A secretária de Estado da Mobilidade, Cristina Pinto Dias, confirmou o contrato com a consultora, feito “seguindo as regras da contratação pública”. “Quem ganhou foi a Deloitte, que faz a metodologia que entender. Não nos compete dizer como os consultores têm de fazer as suas metodologias de trabalho”, acrescentou.
A governante também defendeu as subconcessões, considerando que o futuro da empresa passa por ser uma “gestora de contratos sem perder um hub de rede”.
“CP vai dar lucro”
Miguel Pinto Luz garantiu ainda aos deputados que a empresa vai ter resultados positivos em 2025. “A CP vai dar lucro. Não vai dar um, dois, três ou quatro milhões. Vai dar mais”, afirmou. “É uma empresa histórica que tem de ser empoderada e acarinhada. É o antípoda do que temos visto alguns deputados fazerem”, atirou o governante.

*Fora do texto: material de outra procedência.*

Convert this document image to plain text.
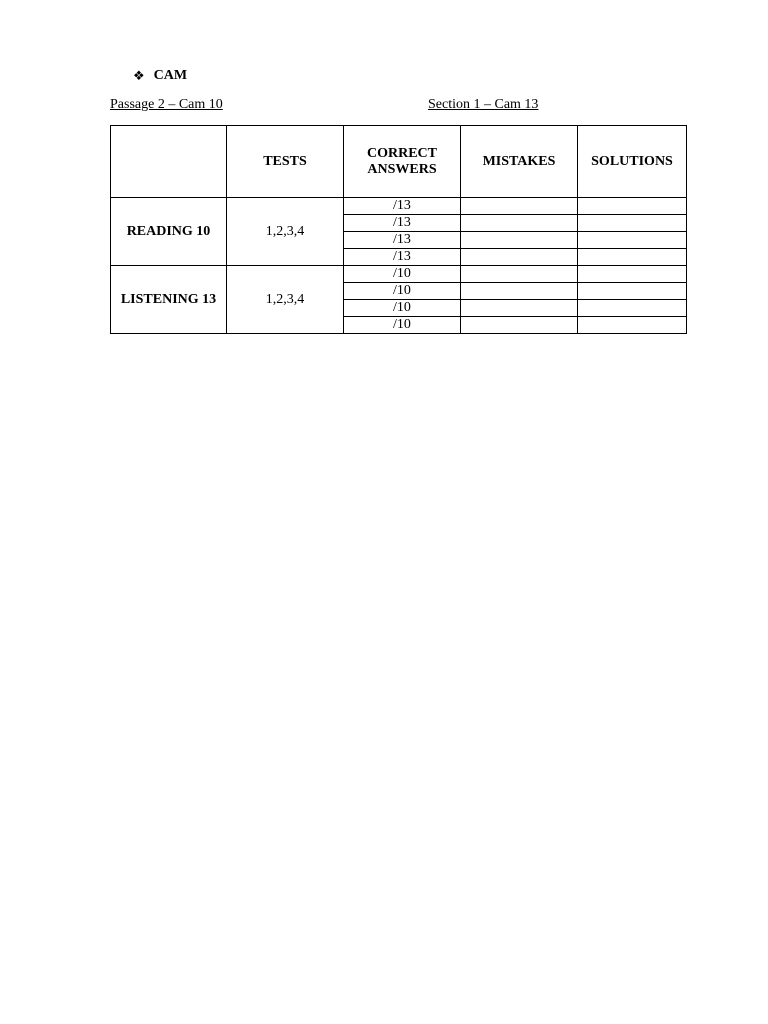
❖ CAM
Passage 2 – Cam 10	Section 1 – Cam 13
	TESTS	CORRECT ANSWERS	MISTAKES	SOLUTIONS
READING 10	1,2,3,4	/13		
		/13		
		/13		
		/13		
LISTENING 13	1,2,3,4	/10		
		/10		
		/10		
		/10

Na intervenção inicial, o ministro afirmou que a empresa de comboios transportou 208 milhões de passageiros no ano passado, um novo recorde. Sobre o Passe Ferroviário Verde, disse que teve “mais
de 66.000 utilizadores no mês de janeiro”, embora durante a audição tenha reconhecido a necessidade de “melhorias”. “O problema de base só será resolvido com mais material circulante”, disse.

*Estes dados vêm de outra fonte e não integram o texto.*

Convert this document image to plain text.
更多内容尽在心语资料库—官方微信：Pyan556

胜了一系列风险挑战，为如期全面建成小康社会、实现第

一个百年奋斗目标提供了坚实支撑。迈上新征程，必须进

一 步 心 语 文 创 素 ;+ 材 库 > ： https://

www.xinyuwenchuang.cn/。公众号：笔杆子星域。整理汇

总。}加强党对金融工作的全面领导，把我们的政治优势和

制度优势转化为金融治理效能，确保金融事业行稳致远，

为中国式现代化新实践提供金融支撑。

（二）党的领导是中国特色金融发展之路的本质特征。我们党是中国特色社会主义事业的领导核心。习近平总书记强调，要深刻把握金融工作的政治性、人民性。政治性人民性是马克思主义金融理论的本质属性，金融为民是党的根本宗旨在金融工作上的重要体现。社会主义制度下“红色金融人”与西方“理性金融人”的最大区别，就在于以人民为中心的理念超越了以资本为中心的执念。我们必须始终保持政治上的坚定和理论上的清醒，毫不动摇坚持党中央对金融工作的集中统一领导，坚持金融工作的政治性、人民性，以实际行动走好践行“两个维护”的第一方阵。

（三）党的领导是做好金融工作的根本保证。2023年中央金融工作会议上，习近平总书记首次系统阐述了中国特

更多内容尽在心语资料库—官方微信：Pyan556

Os deputados questionaram também o governante sobre a deficiente qualidade do serviço da Fertagus na linha ferroviária que liga as duas margens do Tejo pela Ponte 25 de Abril, que levou já a comissão de utentes a apresentar uma queixa junto da Comissão Europeia devido às más condições de transporte, com sobrelotação dos comboios.
Na intervenção inicial, Miguel Pinto Luz afirmou que “foi recebido em fevereiro último, o pedido formal de 5 carruagens [pela Fertagus], estando já o governo em conjunto com a Sagesecur a trabalhar no sentido de dar uma resposta rápida à necessidade identificada”.